Here is how the consciousness schema appeared at that time:

The results of the first version enabled us to draft a refined implementation plan, accounting for many newly discovered problems, ambiguities, and outright functional errors.
The second version was rewritten from scratch and became qualitatively superior. Numerous unexpected findings and emergent properties led not to a Kuhnian paradigm shift but to iterative refinement—optimizing and discovering simpler, more natural solutions.
From this point onward, newly clarified theoretical approaches enabled publication in scientific journals—not of mere philosophical conjectures, but of principles rigorously verified through practical system implementation: fornit.ru/arts_mvap.
Conversely, these clarified theoretical concepts allowed us to rethink the direction of improved implementation, culminating in a third system version. The most crucial advancement was the definitive adoption of a tree-like structure—for both the ontogenetic hierarchy of formed representations and episodic memory—greatly simplifying and accelerating data retrieval.

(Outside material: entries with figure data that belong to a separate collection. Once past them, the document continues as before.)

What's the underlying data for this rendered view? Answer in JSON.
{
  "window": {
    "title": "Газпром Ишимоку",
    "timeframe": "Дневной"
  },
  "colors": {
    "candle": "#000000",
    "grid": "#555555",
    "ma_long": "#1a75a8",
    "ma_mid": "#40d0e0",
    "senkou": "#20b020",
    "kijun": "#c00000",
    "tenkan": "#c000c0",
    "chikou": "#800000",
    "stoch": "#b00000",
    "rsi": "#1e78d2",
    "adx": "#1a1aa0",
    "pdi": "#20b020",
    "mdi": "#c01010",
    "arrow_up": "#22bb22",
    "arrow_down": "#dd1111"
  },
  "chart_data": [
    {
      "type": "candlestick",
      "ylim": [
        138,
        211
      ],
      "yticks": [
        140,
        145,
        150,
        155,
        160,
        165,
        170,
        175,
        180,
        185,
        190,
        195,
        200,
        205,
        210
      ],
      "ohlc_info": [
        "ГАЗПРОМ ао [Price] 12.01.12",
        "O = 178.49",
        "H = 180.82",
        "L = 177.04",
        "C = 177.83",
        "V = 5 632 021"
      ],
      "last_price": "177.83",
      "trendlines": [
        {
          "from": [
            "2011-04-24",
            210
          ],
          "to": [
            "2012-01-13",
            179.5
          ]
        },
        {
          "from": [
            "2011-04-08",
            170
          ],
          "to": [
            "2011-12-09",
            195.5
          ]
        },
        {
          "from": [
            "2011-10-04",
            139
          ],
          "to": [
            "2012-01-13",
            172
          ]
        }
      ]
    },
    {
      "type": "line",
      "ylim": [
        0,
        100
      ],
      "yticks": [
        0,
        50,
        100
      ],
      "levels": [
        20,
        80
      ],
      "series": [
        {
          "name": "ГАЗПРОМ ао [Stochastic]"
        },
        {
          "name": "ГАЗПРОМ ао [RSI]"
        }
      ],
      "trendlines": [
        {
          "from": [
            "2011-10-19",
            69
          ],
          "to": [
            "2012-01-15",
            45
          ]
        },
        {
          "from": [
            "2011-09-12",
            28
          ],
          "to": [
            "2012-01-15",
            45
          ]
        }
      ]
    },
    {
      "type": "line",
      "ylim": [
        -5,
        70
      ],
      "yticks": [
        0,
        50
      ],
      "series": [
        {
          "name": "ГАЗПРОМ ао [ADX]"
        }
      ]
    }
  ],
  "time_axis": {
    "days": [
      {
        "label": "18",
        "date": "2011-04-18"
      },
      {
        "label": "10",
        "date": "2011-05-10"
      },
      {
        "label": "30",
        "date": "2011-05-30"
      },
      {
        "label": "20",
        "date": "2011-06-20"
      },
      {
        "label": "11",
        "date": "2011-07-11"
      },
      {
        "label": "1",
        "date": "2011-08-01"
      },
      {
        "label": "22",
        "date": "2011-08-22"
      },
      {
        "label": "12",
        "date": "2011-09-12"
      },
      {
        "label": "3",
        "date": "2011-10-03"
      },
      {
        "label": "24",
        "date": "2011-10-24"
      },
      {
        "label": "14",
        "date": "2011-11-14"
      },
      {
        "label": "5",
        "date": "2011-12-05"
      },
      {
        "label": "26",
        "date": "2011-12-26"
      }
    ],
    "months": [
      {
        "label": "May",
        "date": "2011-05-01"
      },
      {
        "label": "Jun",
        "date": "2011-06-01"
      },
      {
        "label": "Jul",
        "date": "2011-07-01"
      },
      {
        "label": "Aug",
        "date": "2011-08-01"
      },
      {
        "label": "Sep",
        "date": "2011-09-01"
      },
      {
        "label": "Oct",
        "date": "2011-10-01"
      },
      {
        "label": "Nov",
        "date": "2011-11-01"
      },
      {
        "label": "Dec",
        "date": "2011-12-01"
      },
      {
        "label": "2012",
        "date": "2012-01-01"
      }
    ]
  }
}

Most importantly, this version endowed the consciousness system with a complete, principled architecture, including an operational memory of “informational elements” that serve as context for awareness steps. These steps acquire new informational elements, update the informational picture, and determine the direction of the next iteration within the awareness cycle toward goal achievement.

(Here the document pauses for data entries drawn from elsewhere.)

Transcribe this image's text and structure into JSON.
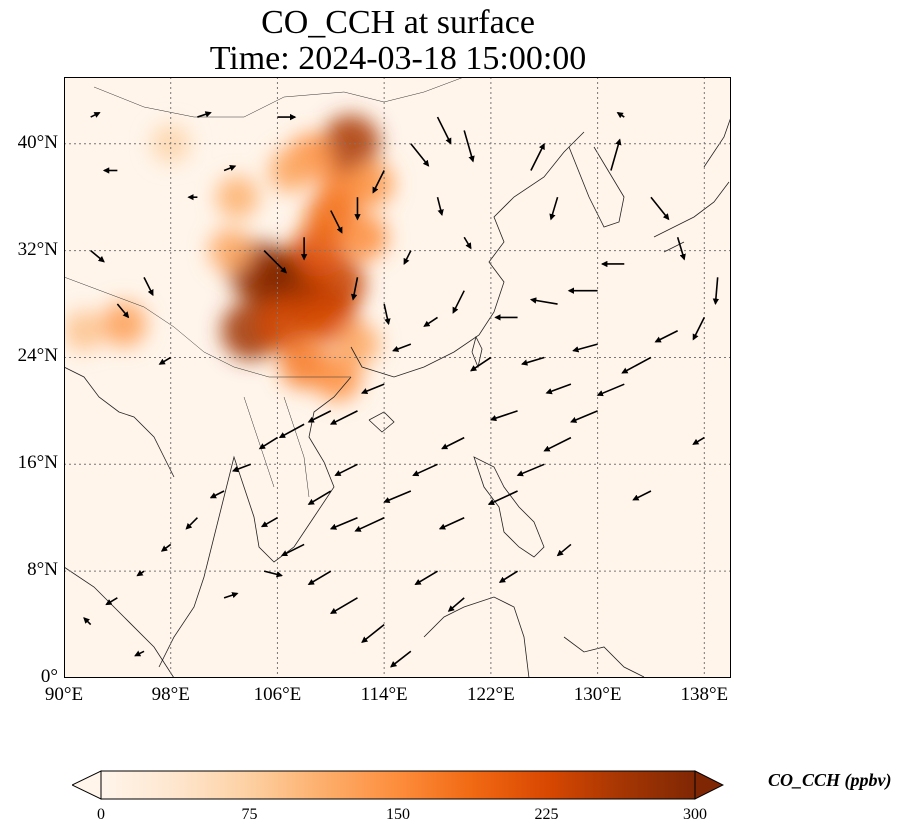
{
  "title": {
    "line1": "CO_CCH at surface",
    "line2": "Time: 2024-03-18 15:00:00"
  },
  "map": {
    "extent": {
      "lon": [
        90,
        140
      ],
      "lat": [
        0,
        45
      ]
    },
    "gridlines": "dotted",
    "lat_ticks": [
      {
        "value": 40,
        "label": "40°N"
      },
      {
        "value": 32,
        "label": "32°N"
      },
      {
        "value": 24,
        "label": "24°N"
      },
      {
        "value": 16,
        "label": "16°N"
      },
      {
        "value": 8,
        "label": "8°N"
      },
      {
        "value": 0,
        "label": "0°"
      }
    ],
    "lon_ticks": [
      {
        "value": 90,
        "label": "90°E"
      },
      {
        "value": 98,
        "label": "98°E"
      },
      {
        "value": 106,
        "label": "106°E"
      },
      {
        "value": 114,
        "label": "114°E"
      },
      {
        "value": 122,
        "label": "122°E"
      },
      {
        "value": 130,
        "label": "130°E"
      },
      {
        "value": 138,
        "label": "138°E"
      }
    ],
    "background_color": "#fff5eb",
    "plumes": [
      {
        "lon": 106.0,
        "lat": 29.5,
        "value": 300
      },
      {
        "lon": 104.5,
        "lat": 30.5,
        "value": 280
      },
      {
        "lon": 107.5,
        "lat": 30.0,
        "value": 300
      },
      {
        "lon": 108.5,
        "lat": 28.0,
        "value": 260
      },
      {
        "lon": 104.0,
        "lat": 26.0,
        "value": 270
      },
      {
        "lon": 106.5,
        "lat": 26.5,
        "value": 230
      },
      {
        "lon": 110.0,
        "lat": 27.0,
        "value": 220
      },
      {
        "lon": 110.5,
        "lat": 29.5,
        "value": 240
      },
      {
        "lon": 109.0,
        "lat": 32.0,
        "value": 210
      },
      {
        "lon": 110.0,
        "lat": 34.5,
        "value": 190
      },
      {
        "lon": 111.0,
        "lat": 36.5,
        "value": 170
      },
      {
        "lon": 111.5,
        "lat": 40.0,
        "value": 260
      },
      {
        "lon": 108.5,
        "lat": 39.0,
        "value": 150
      },
      {
        "lon": 107.0,
        "lat": 38.0,
        "value": 120
      },
      {
        "lon": 103.0,
        "lat": 36.0,
        "value": 110
      },
      {
        "lon": 112.5,
        "lat": 33.0,
        "value": 150
      },
      {
        "lon": 113.0,
        "lat": 37.0,
        "value": 140
      },
      {
        "lon": 108.0,
        "lat": 23.5,
        "value": 170
      },
      {
        "lon": 110.5,
        "lat": 22.5,
        "value": 150
      },
      {
        "lon": 112.0,
        "lat": 25.0,
        "value": 120
      },
      {
        "lon": 94.5,
        "lat": 26.5,
        "value": 130
      },
      {
        "lon": 91.5,
        "lat": 26.0,
        "value": 90
      },
      {
        "lon": 98.0,
        "lat": 40.0,
        "value": 70
      },
      {
        "lon": 102.5,
        "lat": 32.0,
        "value": 120
      }
    ],
    "wind_vectors": [
      [
        105,
        32,
        1,
        -1
      ],
      [
        108,
        33,
        0,
        -1
      ],
      [
        110,
        35,
        0.5,
        -1
      ],
      [
        112,
        36,
        0,
        -1
      ],
      [
        114,
        38,
        -0.5,
        -1
      ],
      [
        116,
        40,
        0.8,
        -1
      ],
      [
        118,
        42,
        0.6,
        -1.2
      ],
      [
        120,
        41,
        0.4,
        -1.4
      ],
      [
        125,
        38,
        0.6,
        1.2
      ],
      [
        127,
        36,
        -0.3,
        -1
      ],
      [
        131,
        38,
        0.4,
        1.4
      ],
      [
        134,
        36,
        0.8,
        -1
      ],
      [
        136,
        33,
        0.3,
        -1
      ],
      [
        139,
        30,
        -0.1,
        -1.2
      ],
      [
        138,
        27,
        -0.5,
        -1
      ],
      [
        132,
        31,
        -1,
        0
      ],
      [
        130,
        29,
        -1.3,
        0
      ],
      [
        127,
        28,
        -1.2,
        0.2
      ],
      [
        124,
        27,
        -1,
        0
      ],
      [
        120,
        29,
        -0.5,
        -1
      ],
      [
        118,
        27,
        -0.6,
        -0.4
      ],
      [
        116,
        25,
        -0.8,
        -0.3
      ],
      [
        114,
        22,
        -1,
        -0.4
      ],
      [
        112,
        20,
        -1.2,
        -0.6
      ],
      [
        110,
        20,
        -1,
        -0.5
      ],
      [
        108,
        19,
        -1.1,
        -0.6
      ],
      [
        106,
        18,
        -0.8,
        -0.5
      ],
      [
        104,
        16,
        -0.8,
        -0.3
      ],
      [
        102,
        14,
        -0.6,
        -0.3
      ],
      [
        100,
        12,
        -0.5,
        -0.5
      ],
      [
        98,
        10,
        -0.4,
        -0.3
      ],
      [
        96,
        8,
        -0.3,
        -0.2
      ],
      [
        94,
        6,
        -0.5,
        -0.3
      ],
      [
        92,
        4,
        -0.3,
        0.3
      ],
      [
        96,
        2,
        -0.4,
        -0.2
      ],
      [
        102,
        6,
        0.6,
        0.2
      ],
      [
        105,
        8,
        0.8,
        -0.2
      ],
      [
        108,
        10,
        -1,
        -0.5
      ],
      [
        110,
        8,
        -1,
        -0.6
      ],
      [
        112,
        6,
        -1.2,
        -0.7
      ],
      [
        114,
        4,
        -1,
        -0.8
      ],
      [
        116,
        2,
        -0.9,
        -0.7
      ],
      [
        118,
        8,
        -1,
        -0.6
      ],
      [
        120,
        12,
        -1.1,
        -0.5
      ],
      [
        124,
        14,
        -1.3,
        -0.6
      ],
      [
        126,
        16,
        -1.2,
        -0.5
      ],
      [
        128,
        18,
        -1.2,
        -0.6
      ],
      [
        130,
        20,
        -1.2,
        -0.5
      ],
      [
        132,
        22,
        -1.2,
        -0.5
      ],
      [
        134,
        24,
        -1.3,
        -0.7
      ],
      [
        136,
        26,
        -1,
        -0.5
      ],
      [
        128,
        22,
        -1.1,
        -0.4
      ],
      [
        124,
        20,
        -1.2,
        -0.4
      ],
      [
        120,
        18,
        -1,
        -0.5
      ],
      [
        118,
        16,
        -1.1,
        -0.5
      ],
      [
        116,
        14,
        -1.2,
        -0.5
      ],
      [
        114,
        12,
        -1.3,
        -0.6
      ],
      [
        112,
        12,
        -1.2,
        -0.5
      ],
      [
        110,
        14,
        -1,
        -0.6
      ],
      [
        122,
        24,
        -0.9,
        -0.6
      ],
      [
        126,
        24,
        -1,
        -0.3
      ],
      [
        130,
        25,
        -1.1,
        -0.3
      ],
      [
        134,
        14,
        -0.8,
        -0.4
      ],
      [
        138,
        18,
        -0.5,
        -0.3
      ],
      [
        128,
        10,
        -0.6,
        -0.5
      ],
      [
        124,
        8,
        -0.8,
        -0.5
      ],
      [
        120,
        6,
        -0.7,
        -0.6
      ],
      [
        112,
        16,
        -1,
        -0.5
      ],
      [
        106,
        12,
        -0.7,
        -0.4
      ],
      [
        98,
        24,
        -0.5,
        -0.3
      ],
      [
        96,
        30,
        0.4,
        -0.8
      ],
      [
        92,
        32,
        0.6,
        -0.5
      ],
      [
        94,
        28,
        0.5,
        -0.6
      ],
      [
        100,
        36,
        -0.4,
        0
      ],
      [
        102,
        38,
        0.5,
        0.2
      ],
      [
        106,
        42,
        0.8,
        0
      ],
      [
        100,
        42,
        0.6,
        0.2
      ],
      [
        94,
        38,
        -0.6,
        0
      ],
      [
        92,
        42,
        0.4,
        0.2
      ],
      [
        112,
        30,
        -0.2,
        -1
      ],
      [
        114,
        28,
        0.2,
        -0.9
      ],
      [
        116,
        32,
        -0.3,
        -0.6
      ],
      [
        118,
        36,
        0.2,
        -0.8
      ],
      [
        120,
        33,
        0.3,
        -0.5
      ],
      [
        132,
        42,
        -0.3,
        0.2
      ]
    ]
  },
  "colorbar": {
    "label": "CO_CCH (ppbv)",
    "min": 0,
    "max": 300,
    "ticks": [
      "0",
      "75",
      "150",
      "225",
      "300"
    ],
    "colors": [
      "#fff5eb",
      "#fee6ce",
      "#fdd0a2",
      "#fdae6b",
      "#fd8d3c",
      "#f16913",
      "#d94801",
      "#a63603",
      "#7f2704"
    ],
    "extend": "both"
  }
}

This structure was optimized through four successive redesigns—each time rebuilt entirely. This iterative process itself mirrors the cycle of comprehension. The phenomenon of consciousness thus lost the mystical unknowability asserted by Chalmers and other philosophers and acquired a concrete, algorithmic implementation—free from thought experiments like the “Chinese Room” or “philosophical zombies.”
In science and engineering, the simplicity and power of a solution are often strong indicators of its correctness. If a theory, when implemented, yields bulky, convoluted, and inefficient structures, this signals its incompleteness. Conversely, an elegant, efficient, and scalable solution is powerful evidence that the theory has grasped the essence of the phenomenon. Code efficiency becomes a heuristic for evaluating theoretical quality.

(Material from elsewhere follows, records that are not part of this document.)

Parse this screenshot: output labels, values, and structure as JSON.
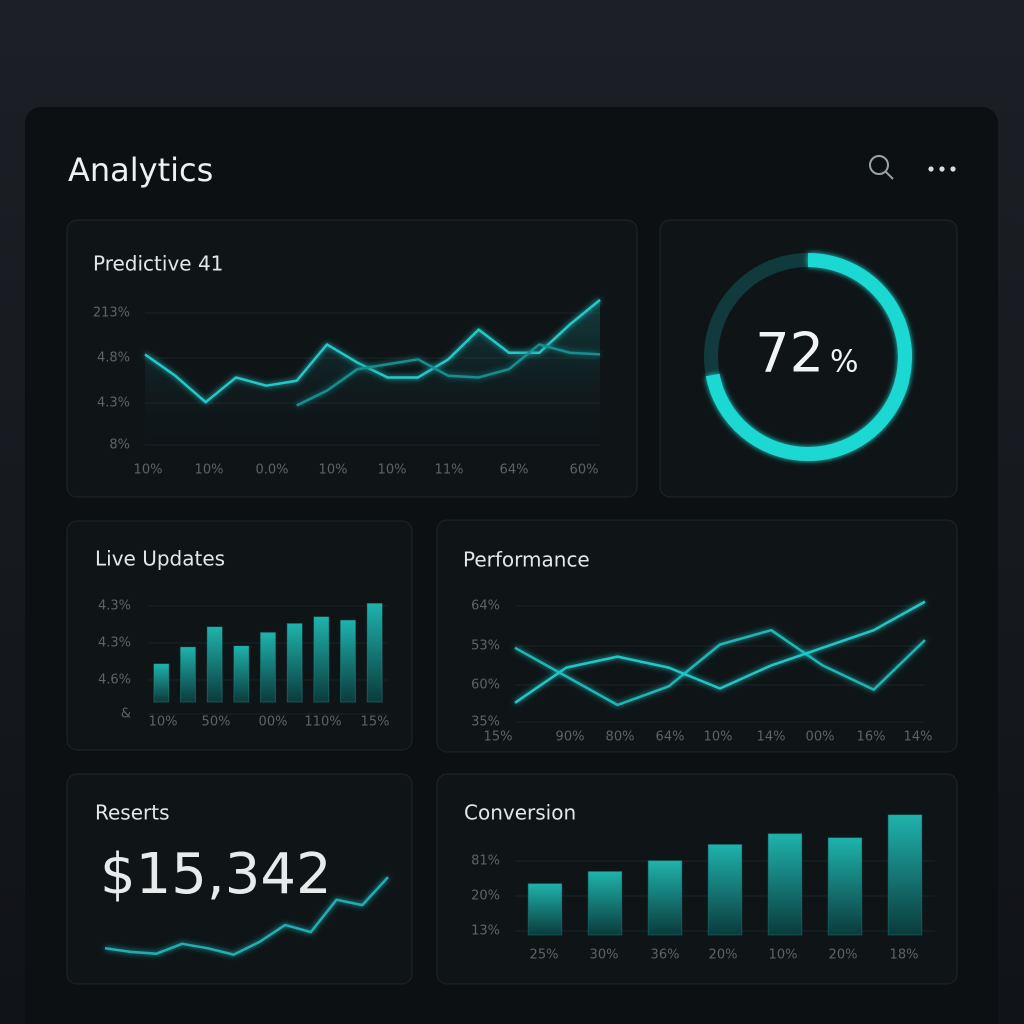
{
  "header": {
    "title": "Analytics"
  },
  "panels": [
    {
      "type": "line",
      "title": "Predictive 41",
      "ylim": [
        0,
        100
      ],
      "y_labels": [
        "213%",
        "4.8%",
        "4.3%",
        "8%"
      ],
      "x_labels": [
        "10%",
        "10%",
        "0.0%",
        "10%",
        "10%",
        "11%",
        "64%",
        "60%"
      ],
      "series": [
        {
          "color": "#22c9c9",
          "values": [
            61,
            48,
            32,
            47,
            42,
            45,
            67,
            56,
            47,
            47,
            58,
            76,
            62,
            62,
            79,
            94
          ]
        },
        {
          "color": "#158e90",
          "values": [
            null,
            null,
            null,
            null,
            null,
            30,
            39,
            52,
            55,
            58,
            48,
            47,
            52,
            67,
            62,
            61
          ]
        }
      ]
    },
    {
      "type": "donut",
      "value": 72,
      "unit": "%",
      "ylim": [
        0,
        100
      ],
      "color": "#1ed8d2"
    },
    {
      "type": "bar",
      "title": "Live Updates",
      "ylim": [
        0,
        100
      ],
      "y_labels": [
        "4.3%",
        "4.3%",
        "4.6%",
        "&"
      ],
      "x_labels": [
        "10%",
        "50%",
        "00%",
        "110%",
        "15%"
      ],
      "color": "#1a9e98",
      "values": [
        34,
        49,
        67,
        50,
        62,
        70,
        76,
        73,
        88
      ]
    },
    {
      "type": "line",
      "title": "Performance",
      "ylim": [
        0,
        100
      ],
      "y_labels": [
        "64%",
        "53%",
        "60%",
        "35%"
      ],
      "x_labels": [
        "15%",
        "90%",
        "80%",
        "64%",
        "10%",
        "14%",
        "00%",
        "16%",
        "14%"
      ],
      "series": [
        {
          "color": "#1fb8b8",
          "values": [
            52,
            26,
            0,
            17,
            55,
            68,
            36,
            14,
            59
          ]
        },
        {
          "color": "#1fc8c8",
          "values": [
            2,
            34,
            44,
            34,
            15,
            36,
            52,
            68,
            94
          ]
        }
      ]
    },
    {
      "type": "spark",
      "title": "Reserts",
      "value": "$15,342",
      "ylim": [
        0,
        100
      ],
      "series": [
        {
          "color": "#1fb0b4",
          "values": [
            13,
            9,
            7,
            18,
            13,
            6,
            20,
            39,
            31,
            67,
            61,
            92
          ]
        }
      ]
    },
    {
      "type": "bar",
      "title": "Conversion",
      "ylim": [
        0,
        100
      ],
      "y_labels": [
        "81%",
        "20%",
        "13%"
      ],
      "x_labels": [
        "25%",
        "30%",
        "36%",
        "20%",
        "10%",
        "20%",
        "18%"
      ],
      "color": "#178d8a",
      "values": [
        38,
        47,
        55,
        67,
        75,
        72,
        89
      ]
    }
  ]
}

Creating a “complete, principled architecture” for the consciousness system is not an endpoint but the creation of a new, more powerful research instrument. Now that the core “consciousness engine” is debugged, it can be used to conduct even more complex experiments and investigate subtler phenomena—such as creativity, intuition, and deep reflection.
Further model development requires deeper elaboration, increased complexity, and exponentially growing time investments and optimization iterations. Therefore, the current version was brought to a state of orderly completion and set aside. Undertaking development of a more advanced model now lacks not only the necessary boldness and optimism but, more importantly, the rationale to delve so deeply without external engagement: without the work being meaningfully examined by other researchers, without constructive feedback, and without community validation beyond mere subjective confidence in its correctness. Yet MVAP currently faces silent dismissal—precisely aligning with the Semmelweis effect (fornit.ru/68139).
The theory’s complexity, the time required to grasp it, and the demand for researchers to possess not just neuroscience expertise but also broad knowledge in physics, circuit design, and programming—and to challenge entrenched dogmas—all hinder its adoption.
Consequently, the top priority has shifted to popularization and convincing the scientific community—a focus that guided efforts throughout 2025.
Meanwhile, Alexei Parusnikov has independently launched his own initiative toward an even “more correct” implementation. He would not have started this were he not already sufficiently convinced of the robustness of the underlying principles. These efforts will certainly not be in vain; they will provide him with valuable experience and likely yield new, effective solutions.